Maintaining the same quality of training in digital delivery model like the classroom-led model is a challenge. Logistic issues, trainer’s approach to engage students on digital platforms: Zoom, WhatsApp, Learning Management System (LMS) etc. and commitment of participants to learn online are some challenges that interfere with training quality. The skilling ecosystem is already facing a challenge in bettering the quality of training, converting models online now further impacts the quality of training. We at DRF, started delivering our “core employability skills” training program virtually through zoom, in the first half of a day. We utilize the second half to keep students engaged through WhatsApp and use our LMS to conduct assessments and for self-learning. Counselling students on digital infra requirements, engaging parents through online parents meet, conducting extra sessions on every Friday, and orienting trainers on conducting effective virtual classes helped in achieving good learning outcomes.

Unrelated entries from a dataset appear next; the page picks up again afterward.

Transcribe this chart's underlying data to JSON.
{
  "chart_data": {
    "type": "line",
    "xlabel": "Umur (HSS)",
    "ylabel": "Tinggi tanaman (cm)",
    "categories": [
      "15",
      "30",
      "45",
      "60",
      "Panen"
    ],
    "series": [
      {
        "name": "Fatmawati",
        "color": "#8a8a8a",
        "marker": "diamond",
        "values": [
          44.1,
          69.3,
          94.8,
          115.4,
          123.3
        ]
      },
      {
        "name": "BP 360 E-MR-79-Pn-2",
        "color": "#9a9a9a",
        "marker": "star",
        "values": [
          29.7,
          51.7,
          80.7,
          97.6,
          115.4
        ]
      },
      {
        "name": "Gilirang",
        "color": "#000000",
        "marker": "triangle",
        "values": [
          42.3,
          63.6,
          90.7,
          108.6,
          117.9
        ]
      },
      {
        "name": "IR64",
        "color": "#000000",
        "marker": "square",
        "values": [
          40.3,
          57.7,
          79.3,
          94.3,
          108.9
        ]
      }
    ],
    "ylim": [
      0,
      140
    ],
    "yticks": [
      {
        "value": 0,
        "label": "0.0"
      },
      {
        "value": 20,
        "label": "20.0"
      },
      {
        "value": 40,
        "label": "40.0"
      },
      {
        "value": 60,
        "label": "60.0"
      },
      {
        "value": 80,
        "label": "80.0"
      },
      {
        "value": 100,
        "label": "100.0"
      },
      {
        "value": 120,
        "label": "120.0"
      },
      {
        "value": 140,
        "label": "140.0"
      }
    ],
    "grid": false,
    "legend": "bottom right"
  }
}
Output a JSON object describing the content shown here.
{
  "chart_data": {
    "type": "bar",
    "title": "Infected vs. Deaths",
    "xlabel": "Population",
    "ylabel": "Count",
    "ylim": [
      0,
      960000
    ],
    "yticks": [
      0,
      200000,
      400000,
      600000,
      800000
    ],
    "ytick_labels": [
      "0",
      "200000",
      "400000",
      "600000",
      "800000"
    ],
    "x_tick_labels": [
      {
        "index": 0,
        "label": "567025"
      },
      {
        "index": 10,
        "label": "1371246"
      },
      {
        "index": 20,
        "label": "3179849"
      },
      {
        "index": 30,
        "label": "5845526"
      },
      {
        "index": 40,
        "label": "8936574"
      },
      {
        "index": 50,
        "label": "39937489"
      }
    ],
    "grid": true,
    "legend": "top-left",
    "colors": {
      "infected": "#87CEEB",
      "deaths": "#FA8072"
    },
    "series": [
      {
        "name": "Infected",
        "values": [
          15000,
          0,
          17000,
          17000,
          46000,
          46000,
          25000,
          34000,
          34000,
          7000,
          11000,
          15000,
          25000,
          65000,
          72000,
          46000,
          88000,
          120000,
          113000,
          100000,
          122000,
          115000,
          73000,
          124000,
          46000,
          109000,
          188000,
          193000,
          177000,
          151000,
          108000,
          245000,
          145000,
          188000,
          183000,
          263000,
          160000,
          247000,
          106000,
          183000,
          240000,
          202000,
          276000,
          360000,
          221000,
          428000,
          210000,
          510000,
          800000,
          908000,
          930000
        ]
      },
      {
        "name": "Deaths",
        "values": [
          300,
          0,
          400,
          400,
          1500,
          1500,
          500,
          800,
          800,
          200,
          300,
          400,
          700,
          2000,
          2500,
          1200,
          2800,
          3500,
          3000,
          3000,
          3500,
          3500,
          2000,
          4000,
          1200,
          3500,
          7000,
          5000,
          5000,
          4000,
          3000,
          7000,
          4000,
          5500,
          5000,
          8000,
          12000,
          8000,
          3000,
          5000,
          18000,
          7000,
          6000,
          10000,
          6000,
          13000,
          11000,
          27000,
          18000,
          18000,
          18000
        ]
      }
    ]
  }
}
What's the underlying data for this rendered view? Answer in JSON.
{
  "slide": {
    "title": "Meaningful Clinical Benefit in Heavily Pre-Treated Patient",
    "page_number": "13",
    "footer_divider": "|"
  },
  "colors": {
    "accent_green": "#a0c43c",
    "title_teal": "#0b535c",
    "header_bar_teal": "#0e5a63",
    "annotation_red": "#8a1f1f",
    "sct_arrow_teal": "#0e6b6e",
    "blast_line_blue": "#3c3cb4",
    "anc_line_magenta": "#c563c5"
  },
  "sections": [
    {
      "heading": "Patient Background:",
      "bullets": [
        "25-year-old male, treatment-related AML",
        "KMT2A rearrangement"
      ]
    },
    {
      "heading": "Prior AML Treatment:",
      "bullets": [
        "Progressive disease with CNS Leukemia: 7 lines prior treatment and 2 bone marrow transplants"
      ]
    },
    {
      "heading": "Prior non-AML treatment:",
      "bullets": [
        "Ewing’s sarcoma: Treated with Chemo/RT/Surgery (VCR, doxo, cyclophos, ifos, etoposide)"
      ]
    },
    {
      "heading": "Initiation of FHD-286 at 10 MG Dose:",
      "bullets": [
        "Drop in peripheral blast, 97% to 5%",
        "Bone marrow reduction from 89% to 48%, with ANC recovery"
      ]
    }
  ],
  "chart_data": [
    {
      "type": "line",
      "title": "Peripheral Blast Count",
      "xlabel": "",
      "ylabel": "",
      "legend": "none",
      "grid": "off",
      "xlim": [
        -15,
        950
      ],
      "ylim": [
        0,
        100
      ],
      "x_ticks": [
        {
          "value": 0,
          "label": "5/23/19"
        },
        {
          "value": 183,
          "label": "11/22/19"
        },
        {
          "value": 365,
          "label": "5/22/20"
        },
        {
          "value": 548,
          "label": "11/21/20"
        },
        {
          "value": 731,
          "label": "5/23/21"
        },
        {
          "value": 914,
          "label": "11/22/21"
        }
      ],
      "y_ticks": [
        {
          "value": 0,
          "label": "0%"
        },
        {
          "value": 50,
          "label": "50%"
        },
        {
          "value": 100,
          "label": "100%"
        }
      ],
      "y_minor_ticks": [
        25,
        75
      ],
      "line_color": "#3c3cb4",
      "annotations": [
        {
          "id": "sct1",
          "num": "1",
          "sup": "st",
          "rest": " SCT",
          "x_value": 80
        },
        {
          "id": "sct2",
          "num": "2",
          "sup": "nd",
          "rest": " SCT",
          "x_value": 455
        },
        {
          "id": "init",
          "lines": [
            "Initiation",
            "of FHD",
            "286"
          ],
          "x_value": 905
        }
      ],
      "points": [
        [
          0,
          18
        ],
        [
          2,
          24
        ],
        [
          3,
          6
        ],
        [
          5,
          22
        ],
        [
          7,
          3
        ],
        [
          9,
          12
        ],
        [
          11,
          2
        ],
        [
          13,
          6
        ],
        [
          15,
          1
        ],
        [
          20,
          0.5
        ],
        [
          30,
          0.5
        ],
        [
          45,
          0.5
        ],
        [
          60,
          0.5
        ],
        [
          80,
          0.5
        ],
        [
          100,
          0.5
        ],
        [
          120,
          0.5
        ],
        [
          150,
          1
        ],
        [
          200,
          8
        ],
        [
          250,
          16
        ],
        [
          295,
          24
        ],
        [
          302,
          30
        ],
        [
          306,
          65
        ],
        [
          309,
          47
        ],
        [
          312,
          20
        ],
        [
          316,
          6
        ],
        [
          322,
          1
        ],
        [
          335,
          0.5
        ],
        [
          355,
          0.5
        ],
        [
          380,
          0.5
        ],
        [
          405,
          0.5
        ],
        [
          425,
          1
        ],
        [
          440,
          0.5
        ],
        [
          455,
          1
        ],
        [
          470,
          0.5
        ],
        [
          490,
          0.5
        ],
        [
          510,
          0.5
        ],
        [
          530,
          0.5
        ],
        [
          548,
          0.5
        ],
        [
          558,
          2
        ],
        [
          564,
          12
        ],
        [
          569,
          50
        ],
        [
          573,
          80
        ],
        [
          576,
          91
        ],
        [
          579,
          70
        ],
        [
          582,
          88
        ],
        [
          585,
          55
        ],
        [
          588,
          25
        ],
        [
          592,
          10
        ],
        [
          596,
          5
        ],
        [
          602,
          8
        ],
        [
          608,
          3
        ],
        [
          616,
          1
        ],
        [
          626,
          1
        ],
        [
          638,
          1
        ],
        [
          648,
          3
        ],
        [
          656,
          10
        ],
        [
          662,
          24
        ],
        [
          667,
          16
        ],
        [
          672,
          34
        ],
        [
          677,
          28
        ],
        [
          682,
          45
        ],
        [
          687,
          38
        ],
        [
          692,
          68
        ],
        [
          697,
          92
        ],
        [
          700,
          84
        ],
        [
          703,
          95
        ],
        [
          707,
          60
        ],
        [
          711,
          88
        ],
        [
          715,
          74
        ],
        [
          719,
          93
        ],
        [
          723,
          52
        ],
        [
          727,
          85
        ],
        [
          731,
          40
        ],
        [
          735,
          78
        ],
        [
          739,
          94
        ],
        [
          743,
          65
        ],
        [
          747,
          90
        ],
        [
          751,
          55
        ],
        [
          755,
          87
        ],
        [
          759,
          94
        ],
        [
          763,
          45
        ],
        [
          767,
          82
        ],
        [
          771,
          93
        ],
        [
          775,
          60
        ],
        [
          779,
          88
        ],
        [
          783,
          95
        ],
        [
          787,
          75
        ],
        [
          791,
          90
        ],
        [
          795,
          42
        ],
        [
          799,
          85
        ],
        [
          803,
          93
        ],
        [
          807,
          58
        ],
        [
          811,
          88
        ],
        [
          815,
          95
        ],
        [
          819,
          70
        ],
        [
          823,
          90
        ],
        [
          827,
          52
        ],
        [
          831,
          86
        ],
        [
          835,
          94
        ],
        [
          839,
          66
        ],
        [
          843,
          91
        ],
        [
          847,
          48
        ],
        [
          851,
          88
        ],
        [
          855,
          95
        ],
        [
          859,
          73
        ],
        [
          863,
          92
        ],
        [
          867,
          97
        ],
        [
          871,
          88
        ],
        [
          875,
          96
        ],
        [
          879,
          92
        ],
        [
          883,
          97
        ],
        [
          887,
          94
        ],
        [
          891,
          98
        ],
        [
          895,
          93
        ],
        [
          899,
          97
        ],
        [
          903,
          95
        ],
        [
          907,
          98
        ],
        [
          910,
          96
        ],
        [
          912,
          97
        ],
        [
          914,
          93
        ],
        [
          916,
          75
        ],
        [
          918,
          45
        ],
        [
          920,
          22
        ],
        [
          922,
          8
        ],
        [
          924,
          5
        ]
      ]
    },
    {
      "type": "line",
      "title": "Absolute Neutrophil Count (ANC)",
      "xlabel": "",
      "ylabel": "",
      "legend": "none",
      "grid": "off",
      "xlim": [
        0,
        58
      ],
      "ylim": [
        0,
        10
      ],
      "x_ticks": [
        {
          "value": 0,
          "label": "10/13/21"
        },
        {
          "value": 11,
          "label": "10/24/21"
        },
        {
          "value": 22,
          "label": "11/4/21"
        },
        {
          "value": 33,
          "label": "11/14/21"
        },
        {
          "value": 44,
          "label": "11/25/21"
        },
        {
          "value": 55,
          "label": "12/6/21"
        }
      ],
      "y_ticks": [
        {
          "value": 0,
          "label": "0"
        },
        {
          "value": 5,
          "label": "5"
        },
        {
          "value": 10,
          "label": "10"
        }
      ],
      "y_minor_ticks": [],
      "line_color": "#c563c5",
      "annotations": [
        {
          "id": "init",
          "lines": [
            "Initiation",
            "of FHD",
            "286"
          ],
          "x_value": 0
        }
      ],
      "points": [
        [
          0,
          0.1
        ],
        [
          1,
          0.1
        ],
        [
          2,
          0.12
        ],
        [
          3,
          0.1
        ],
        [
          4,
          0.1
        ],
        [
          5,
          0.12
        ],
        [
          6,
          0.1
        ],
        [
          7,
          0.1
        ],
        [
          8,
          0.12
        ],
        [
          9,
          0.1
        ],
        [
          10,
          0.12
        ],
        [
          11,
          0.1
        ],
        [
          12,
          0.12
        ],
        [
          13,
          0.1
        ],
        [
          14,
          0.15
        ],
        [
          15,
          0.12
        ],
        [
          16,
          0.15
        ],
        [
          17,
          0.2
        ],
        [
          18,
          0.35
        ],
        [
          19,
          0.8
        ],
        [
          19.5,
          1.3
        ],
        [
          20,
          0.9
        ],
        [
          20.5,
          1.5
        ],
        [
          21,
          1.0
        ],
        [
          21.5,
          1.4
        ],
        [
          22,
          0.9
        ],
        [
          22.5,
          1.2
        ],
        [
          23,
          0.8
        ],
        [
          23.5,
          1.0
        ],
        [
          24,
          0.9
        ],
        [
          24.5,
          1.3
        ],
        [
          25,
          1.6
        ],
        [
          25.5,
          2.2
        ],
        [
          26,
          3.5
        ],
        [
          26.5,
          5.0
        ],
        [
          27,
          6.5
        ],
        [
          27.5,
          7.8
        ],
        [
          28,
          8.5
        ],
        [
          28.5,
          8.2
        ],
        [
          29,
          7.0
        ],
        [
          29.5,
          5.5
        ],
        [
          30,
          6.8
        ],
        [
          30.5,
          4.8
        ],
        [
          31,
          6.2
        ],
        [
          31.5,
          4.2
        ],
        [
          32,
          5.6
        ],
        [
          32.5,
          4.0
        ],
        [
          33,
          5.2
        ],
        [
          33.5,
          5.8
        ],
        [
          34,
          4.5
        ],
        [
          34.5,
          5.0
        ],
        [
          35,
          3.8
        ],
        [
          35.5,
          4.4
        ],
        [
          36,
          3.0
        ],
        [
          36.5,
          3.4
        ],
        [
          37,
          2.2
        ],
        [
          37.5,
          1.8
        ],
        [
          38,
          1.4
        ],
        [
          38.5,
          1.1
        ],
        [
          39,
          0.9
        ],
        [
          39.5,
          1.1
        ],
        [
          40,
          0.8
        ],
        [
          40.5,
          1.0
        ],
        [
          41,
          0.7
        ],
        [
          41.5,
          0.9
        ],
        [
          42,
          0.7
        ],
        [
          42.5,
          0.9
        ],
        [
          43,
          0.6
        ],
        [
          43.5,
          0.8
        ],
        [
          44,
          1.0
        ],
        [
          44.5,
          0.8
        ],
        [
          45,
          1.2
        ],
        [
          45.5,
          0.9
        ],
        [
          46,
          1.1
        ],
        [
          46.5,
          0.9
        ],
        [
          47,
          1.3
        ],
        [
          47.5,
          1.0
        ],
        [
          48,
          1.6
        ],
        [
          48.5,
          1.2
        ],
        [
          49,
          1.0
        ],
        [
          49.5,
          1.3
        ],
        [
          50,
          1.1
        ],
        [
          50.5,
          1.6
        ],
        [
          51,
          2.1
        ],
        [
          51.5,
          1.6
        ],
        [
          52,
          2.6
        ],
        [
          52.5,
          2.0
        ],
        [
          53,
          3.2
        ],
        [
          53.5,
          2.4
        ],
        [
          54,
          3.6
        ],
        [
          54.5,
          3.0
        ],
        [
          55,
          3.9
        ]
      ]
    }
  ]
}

The job placements, which are the key to success for all short-term skilling programs, were adversely impacted mainly due to: (1) the negative impact on demand-supply chain which meant few job openings. Sectors like retail, hospitality, and tourism were severely affected and had fewer job openings compared to healthcare, BFSI, ITeS, e-commerce, logistics, (2) fear of COVID-19 infection forced some students and their parents to defer the placements and (3) lack of transport facilities, especially public transport which is most preferred mode for this segment of youth, made commutation to workplaces difficult for even those who received an offer. In our skill development programs, clearly explaining to the youth about the available jobs during counseling, engaging parents through online parents meet, and also reaching out to the new employers by conducting regular monthly studies during the extended lockdown phase helped us in identifying new job openings. The nature of “core employability skills” which are industry agnostic and serve for multiple sector entry level jobs, helped us to make use of various job opportunities.
The Way Forward
There is no doubt that COVID-19 has brought upon tremendous challenges. But as people say “never waste a crisis”, it has also accelerated the online delivery models design process at various skill development organizations. It has also brought an important behavioral change: the participants are getting comfortable with online training. In a recent study we conducted with the participants who are attending our virtually delivered skill training, we found that 40 percent are comfortable attending program online. This insight helped us design our Digital Delivery Model which is now tested at scale with more than 5000 participants, without de-prioritizing our classroom-led model which is still very relevant for a sizeable portion of our target group. Going forward skill development organizations should try and find innovative ways, say for example effective online training, to reach out to millions of unskilled youth. Being agile and adapting to situations is crucial to stay relevant and continue creating positive impact.
Pranav Kumar Choudhary | Director Operations
Disclaimer: The views published in this blog are that of the author’s and do not reflect DRF’s policies or views.